- Country: India
- State: Bihar
- District: Samastipur
- Parliamentary constituency: Ujiarpur
- Assembly constituency: Sarairanjan (Vidhan Sabha constituency)
- Time zone: UTC+5.30 (IST)
- PIN: 848132
- Area code: STD Code 06274
- Website: samastipur.bih.nic.in

= Bakhri Buzurg =

Bakhri Buzurg is a village in Bihar, India. As of 2011 census, Bakhri Buzurg had a population of 2794.

==Transport==
Bakhri Buzurg is located 77 kilometers from the state capital Patna (75 minutes driving distance). The nearest airport is Darbhanga Airport which is 50 kilometers away from Bakhri Buzurg. Lok Nayak Jayaprakash Narayan International Airport, Patna Airport, is 80 kilometers from Bakhri Buzurg. Nearest Railway Station is Samastipur Junction which is a major railway station, which connects the town to major and minor cities in India. Nearest bus stop is Musrigharari bus stop which is 1.5 km from Bakhri Buzurg. The Samastipur Railway Station is 8.5 km from Bakhri Buzurg. There are different modes of transport for travelling local area which includes Buses, Auto-rikshaw, Rikshaw, Battery operated Auto-Rickshaw. It also connects nearby state capitals by sleeper buses.

== Places of interest ==
Bakhri Buzurg is located at an approximate distance of 1.5 km from Musrigharari on NH28 and NH103. This place is known for the celebration of Muharram and Durga Puja. Thousands of people gather for the celebration of Muharram and Durga Puja.
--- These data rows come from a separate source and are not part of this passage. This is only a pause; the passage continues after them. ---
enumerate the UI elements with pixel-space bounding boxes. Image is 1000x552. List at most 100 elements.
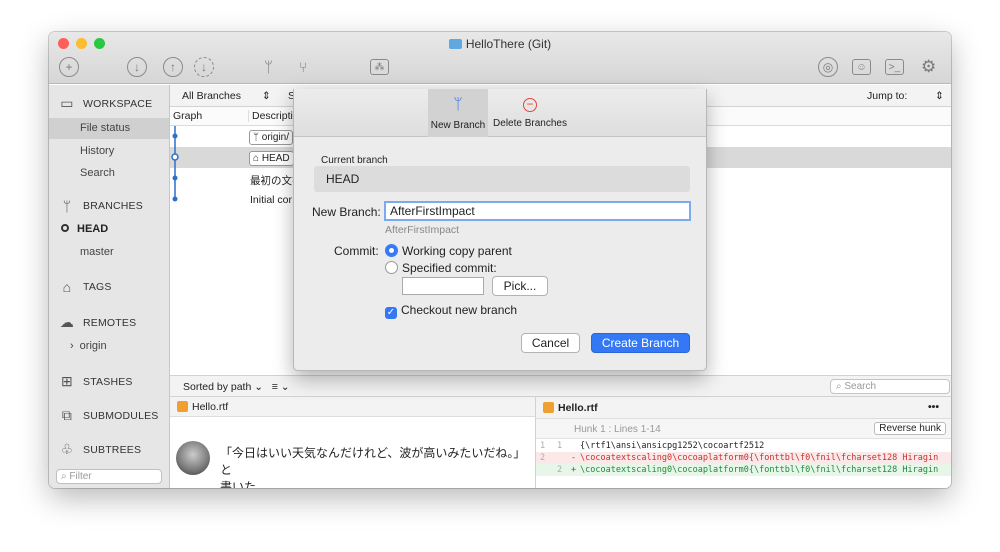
sidebar-section-branches[interactable]: ᛘ BRANCHES <box>57 198 143 214</box>
radio-working-copy[interactable]: Working copy parent <box>385 244 512 258</box>
dialog-tabs: ᛘ New Branch − Delete Branches <box>294 89 706 137</box>
tab-new-branch-label: New Branch <box>430 120 486 131</box>
remote-button[interactable]: ◎ <box>818 56 838 78</box>
finder-button[interactable]: ☺ <box>852 56 871 78</box>
sidebar-item-history[interactable]: History <box>80 145 114 157</box>
commit-message: Initial cor <box>250 194 293 206</box>
head-label: HEAD <box>77 223 109 235</box>
plus-icon: + <box>59 57 79 77</box>
rtf-file-icon <box>177 401 188 412</box>
new-line-number: 1 <box>557 441 563 451</box>
more-options-button[interactable]: ••• <box>928 401 939 413</box>
settings-button[interactable]: ⚙ <box>921 56 936 78</box>
window-title-text: HelloThere (Git) <box>465 37 552 51</box>
sidebar-section-remotes[interactable]: ☁ REMOTES <box>57 314 136 331</box>
new-line-number: 2 <box>557 465 563 475</box>
graph-node-head <box>171 153 179 161</box>
radio-unselected-icon <box>385 261 398 274</box>
graph-node <box>172 133 178 139</box>
minus-circle-icon: − <box>523 98 537 112</box>
old-line-number: 2 <box>540 453 546 463</box>
sidebar: ▭ WORKSPACE File status History Search ᛘB… <box>49 85 170 488</box>
sidebar-section-workspace[interactable]: ▭ WORKSPACE <box>57 95 152 112</box>
title-bar: HelloThere (Git) + ↓ ↑ ↓ ᛘ ⑂ ⁂ ◎ ☺ >_ ⚙ <box>49 32 951 84</box>
new-branch-dialog: ᛘ New Branch − Delete Branches Current b… <box>293 89 707 371</box>
chevron-right-icon: › <box>70 340 74 352</box>
sidebar-section-tags[interactable]: ⌂ TAGS <box>57 279 112 295</box>
app-window: HelloThere (Git) + ↓ ↑ ↓ ᛘ ⑂ ⁂ ◎ ☺ >_ ⚙ … <box>49 32 951 488</box>
pull-button[interactable]: ↓ <box>127 56 147 78</box>
upload-icon: ↑ <box>163 57 183 77</box>
stash-button[interactable]: ⁂ <box>370 56 389 78</box>
submodules-label: SUBMODULES <box>83 409 159 422</box>
cloud-icon: ☁ <box>59 314 75 330</box>
file-name: Hello.rtf <box>192 401 229 413</box>
download-icon: ↓ <box>127 57 147 77</box>
diff-lines: 11 {\rtf1\ansi\ansicpg1252\cocoartf2512 2… <box>536 440 951 476</box>
tab-new-branch[interactable]: ᛘ New Branch <box>428 89 488 137</box>
subtrees-label: SUBTREES <box>83 443 142 456</box>
sidebar-filter-input[interactable]: ⌕ Filter <box>56 469 162 484</box>
new-branch-input[interactable]: AfterFirstImpact <box>384 201 691 221</box>
file-search-input[interactable]: ⌕ Search <box>830 379 950 394</box>
specified-commit-input[interactable] <box>402 277 484 295</box>
description-column-header[interactable]: Descriptio <box>248 110 299 122</box>
hunk-label: Hunk 1 : Lines 1-14 <box>574 424 661 435</box>
graph-node <box>172 196 178 202</box>
sidebar-section-submodules[interactable]: ⧉ SUBMODULES <box>57 407 159 424</box>
head-tag: ⌂ HEAD <box>249 151 294 166</box>
radio-selected-icon <box>385 244 398 257</box>
radio-specified-commit[interactable]: Specified commit: <box>385 261 497 275</box>
branch-filter-select[interactable]: All Branches ⇕ <box>182 90 271 102</box>
diff-line: 1 1 {\rtf1\ansi\ansicpg1252\cocoartf2512 <box>536 440 951 452</box>
window-title: HelloThere (Git) <box>49 37 951 51</box>
branch-icon: ᛘ <box>62 198 72 214</box>
terminal-button[interactable]: >_ <box>885 56 904 78</box>
reverse-hunk-button[interactable]: Reverse hunk <box>874 422 946 435</box>
workspace-label: WORKSPACE <box>83 97 153 110</box>
tags-label: TAGS <box>83 281 112 293</box>
remotes-label: REMOTES <box>83 316 137 329</box>
sort-by-path-select[interactable]: Sorted by path ⌄ ≡ ⌄ <box>183 381 290 393</box>
avatar <box>176 441 210 475</box>
pick-button[interactable]: Pick... <box>492 276 548 296</box>
branch-tag: ᛘ origin/ <box>249 130 294 145</box>
checkout-checkbox[interactable]: ✓ Checkout new branch <box>385 303 517 319</box>
branch-filter-value: All Branches <box>182 90 241 102</box>
branch-icon: ᛘ <box>453 96 463 113</box>
finder-icon: ☺ <box>852 59 871 75</box>
file-list-toolbar: Sorted by path ⌄ ≡ ⌄ ⌕ Search ⚙⌄ <box>170 375 951 397</box>
sidebar-item-master[interactable]: master <box>80 246 114 258</box>
updown-icon: ⇕ <box>261 90 271 102</box>
sidebar-section-stashes[interactable]: ⊞ STASHES <box>57 373 133 390</box>
cancel-button[interactable]: Cancel <box>521 333 580 353</box>
create-branch-button[interactable]: Create Branch <box>591 333 690 353</box>
branch-icon: ᛘ <box>264 58 274 76</box>
file-list-item[interactable]: Hello.rtf <box>170 397 535 417</box>
push-button[interactable]: ↑ <box>163 56 183 78</box>
branch-button[interactable]: ᛘ <box>264 56 273 78</box>
sidebar-item-origin[interactable]: › origin <box>70 340 107 352</box>
fetch-button[interactable]: ↓ <box>194 56 214 78</box>
tab-delete-branches[interactable]: − Delete Branches <box>490 89 570 137</box>
subtree-icon: ♧ <box>60 441 74 457</box>
terminal-icon: >_ <box>885 59 904 75</box>
diff-line: 2 + \cocoatextscaling0\cocoaplatform0{\fon… <box>536 464 951 476</box>
graph-column-header[interactable]: Graph <box>173 110 202 122</box>
preview-line-1: 「今日はいい天気なんだけれど、波が高いみたいだね。」と <box>220 446 526 477</box>
gear-icon: ⚙ <box>921 57 937 76</box>
head-tag-label: HEAD <box>261 153 290 164</box>
diff-sign: - <box>571 453 577 463</box>
submodule-icon: ⧉ <box>61 407 73 423</box>
sidebar-section-subtrees[interactable]: ♧ SUBTREES <box>57 441 141 458</box>
sidebar-item-file-status[interactable]: File status <box>80 122 130 134</box>
current-branch-value: HEAD <box>314 166 690 192</box>
commit-button[interactable]: + <box>59 56 79 78</box>
jump-to-select-icon[interactable]: ⇕ <box>935 90 944 102</box>
merge-button[interactable]: ⑂ <box>299 56 307 78</box>
sidebar-item-search[interactable]: Search <box>80 167 115 179</box>
sidebar-item-head[interactable]: HEAD <box>61 223 108 235</box>
diff-text: {\rtf1\ansi\ansicpg1252\cocoartf2512 <box>580 441 765 451</box>
checkout-label: Checkout new branch <box>401 303 518 317</box>
radio-working-copy-label: Working copy parent <box>402 244 512 258</box>
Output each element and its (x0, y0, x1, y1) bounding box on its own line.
There is a temple of Goddess Kali, popularly known as "Kali Mandir", situated nearly in the eastern side of the village which has been made by the villagers contribution and also a jama masjid situated at border of the village which is known as "AILOTH - BAKHRI JAMA MASJID". Generally the popular celebration of the village occurs in front of the temple.

==Language==

The most common language spoken in Bakhri Buzurg is Maghi, Urdu, Hindi, Maithili and English are used generally for official or diplomatic use. "Thethi", a local language, which is a subset language derived from Hindi is being spoken mostly for unofficial purpose.